What these other makers lacked was Lupot’s keen understanding of the nature of Stradivari’s concept, combined with a strong personal style and character and a breathtakingly beautiful varnish. Far from being slavish copies, mimicking the appearance of authentic Stradivaris, as would become the standard later in the 19th century, Lupot’s instruments are full of the master’s inspiration but also recognizably new and individual. Makers before Lupot rarely copied Stradivari; few after him did not. But no other French maker so successfully achieves such a harmonious balance between these competing impulses, which is why we readily acknowledge Lupot as the supreme exponent of French violin making.
This spectacular example from 1799, covered with a rich transparent red-orange varnish that seemingly amplifies in the light, shows why Lupot has gained such an enthusiastic following. A case can easily be made that he was observing fine golden-period Stradivaris arriving from Italy in mostly minimally used condition. His full, broad edging and corners draw strongly from this influence but with his own personal touch, a somewhat overdone ‘bee-sting’. French makers had generally chosen maple for their purfling, but Lupot recognized that this was not what Stradivari used, so he found something to emulate his vibrant whites and intense blacks: slab cut maple for the whites and ebony for the blacks. The arching generally stays true to the original but is, if anything, flatter and less hollowed in the margins. The corner joints, rather than being chamfered, are trimmed and filed to slightly rounded points.
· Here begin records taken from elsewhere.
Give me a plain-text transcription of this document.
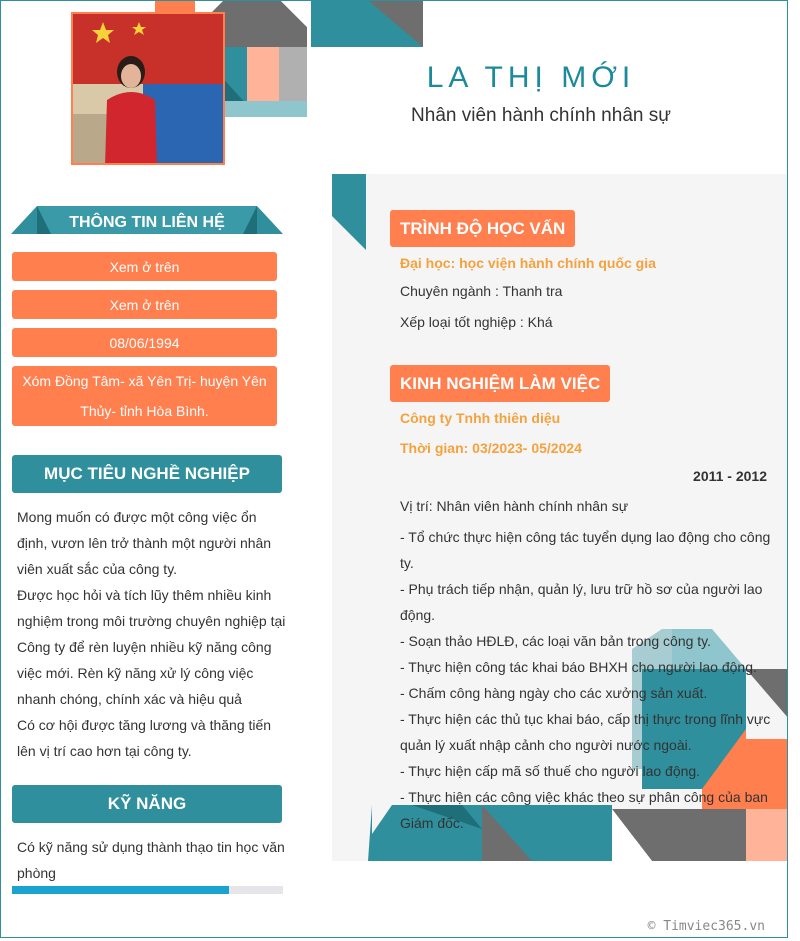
LA THỊ MỚI
Nhân viên hành chính nhân sự
THÔNG TIN LIÊN HỆ
Xem ở trên
Xem ở trên
08/06/1994
Xóm Đồng Tâm- xã Yên Trị- huyện Yên Thủy- tỉnh Hòa Bình.
MỤC TIÊU NGHỀ NGHIỆP
Mong muốn có được một công việc ổn định, vươn lên trở thành một người nhân viên xuất sắc của công ty.
Được học hỏi và tích lũy thêm nhiều kinh nghiệm trong môi trường chuyên nghiệp tại Công ty để rèn luyện nhiều kỹ năng công việc mới. Rèn kỹ năng xử lý công việc nhanh chóng, chính xác và hiệu quả
Có cơ hội được tăng lương và thăng tiến lên vị trí cao hơn tại công ty.
KỸ NĂNG
Có kỹ năng sử dụng thành thạo tin học văn phòng
TRÌNH ĐỘ HỌC VẤN
Đại học: học viện hành chính quốc gia
Chuyên ngành : Thanh tra
Xếp loại tốt nghiệp : Khá
KINH NGHIỆM LÀM VIỆC
Công ty Tnhh thiên diệu
Thời gian: 03/2023- 05/2024
2011 - 2012
Vị trí: Nhân viên hành chính nhân sự
- Tổ chức thực hiện công tác tuyển dụng lao động cho công ty.
- Phụ trách tiếp nhận, quản lý, lưu trữ hồ sơ của người lao động.
- Soạn thảo HĐLĐ, các loại văn bản trong công ty.
- Thực hiện công tác khai báo BHXH cho người lao động.
- Chấm công hàng ngày cho các xưởng sản xuất.
- Thực hiện các thủ tục khai báo, cấp thị thực trong lĩnh vực quản lý xuất nhập cảnh cho người nước ngoài.
- Thực hiện cấp mã số thuế cho người lao động.
- Thực hiện các công việc khác theo sự phân công của ban Giám đốc.
© Timviec365.vn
The scroll shows yet another moment of self-expression. It follows Stradivari, but not too closely: the chamfers are more delicate, the proportions between volutes and peg box are different, the peg box more curved, with a higher belly, the volutes smaller in proportion, and the back fairly narrow and straight, without the gradual taper or compassed tail of Stradivari’s peg boxes. The deep central scribe and compass points along it seem evidence of a desire to at least start with a copy.
On the top we find f-holes with a decided vertical stance, more so than on most Strads, and with broader, more horizontally cut wings. This style would be mimicked with increasing crispness by Lupot’s pupil and son-in-law, Charles Francois Gand, as well as by his other important pupil, Auguste Sebastien Philippe Bernardel, and stayed in the family, becoming characteristic of the Gands’ and the Bernardels’ work through both independent practice and merger, and hardly changing at all between this time and Gustave Bernardel’s retirement a century later.
Over the years, Lupots have proven a very good substitute for the ever-more costly Stradivaris, and quite a few have inhabited the cases of soloists, chamber musicians and orchestra musicians. The Curtis Institute recognized their potential and acquired at least six of them over the years. This violin was one of them, and it still retains its Curtis stamp on the lower rib. Acquired from England in 1935 by Curtis professor Louis Bailly, it was used by some of the best violin students of that period, including the late Paul Shure. It was sold in 1945, as part of the general sell-off of the Curtis collection.
This violin was sold by Tarisio in June 2011.